The move, though KXIP captain Maxwell denied it at the end of the match, would have caught them a bit off guard. Surely nobody would have expected this. Gambhir and the rest of the KKR think-tank thought out of the box and stole a march over their opponents. What that move also accomplished was that it got some productivity out of Narine as a batsman. He would otherwise have come in at nine or 10 and contributed precious little. It was a gamble to have him open, but there was nothing to be lost, and Narine's runs were in the end a bonus. "I need to start trusting Narine with the bat now," quipped Gambhir after the match.
KKR will also be happy at the form of their captain and one of the batting pillars Gambhir. He looked completely in command during his 49-ball unbeaten 72 and notched up his 33rd IPL fifty in the process — the highest overall along with David Warner, and the 28th as the captain.

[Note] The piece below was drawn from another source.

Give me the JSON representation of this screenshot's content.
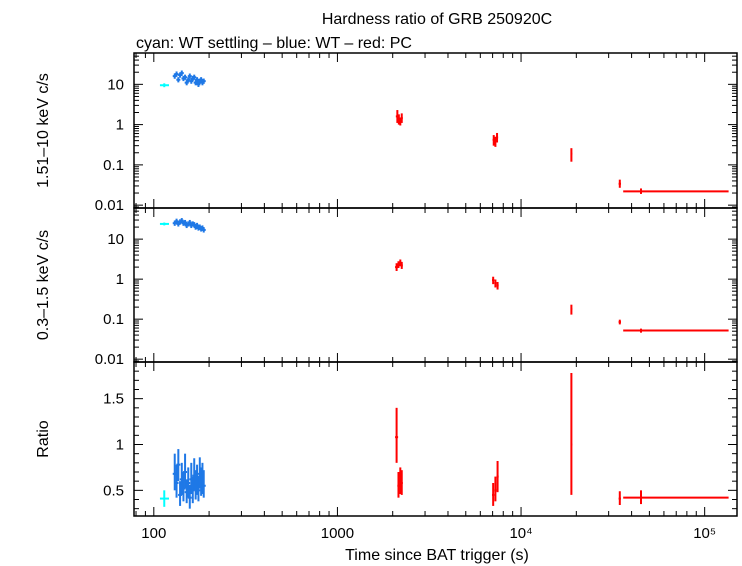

The form of Manish Pandey would also make the KKR camp happy.
But they would do well to not get too carried away with their happiness. It was a comprehensive win in the end, but one far from being flawless. Unfortunately for KXIP, they failed to make KKR pay for their goof-ups. KKR also missed a trick on Thursday by dropping Kuldeep in favour of Chawla. If they are not playing Shakib Hasan, Narine and Kuldeep is the best spin combination they have, and Chawla didn't exactly set the stage on fire against KXIP. Also since Woakes have not done much, and if they are going to play New Zealand all-rounder Colin de Grandhomme as they did in this match, there may be a case for having Shakib in the starting XI. Also at some point KKR need to give Rovman Powell a chance and see what he does.
Gambhir and Co got their second win of the season, and it would boost their morale no doubt, but they can't escape criticism. If they don't rectify the malaise that seems to have afflicted them, they won't go far in the competition. Sooner or later, the dropped catches and runs conceded on the field would come to haunt them, if they don't so anything about it.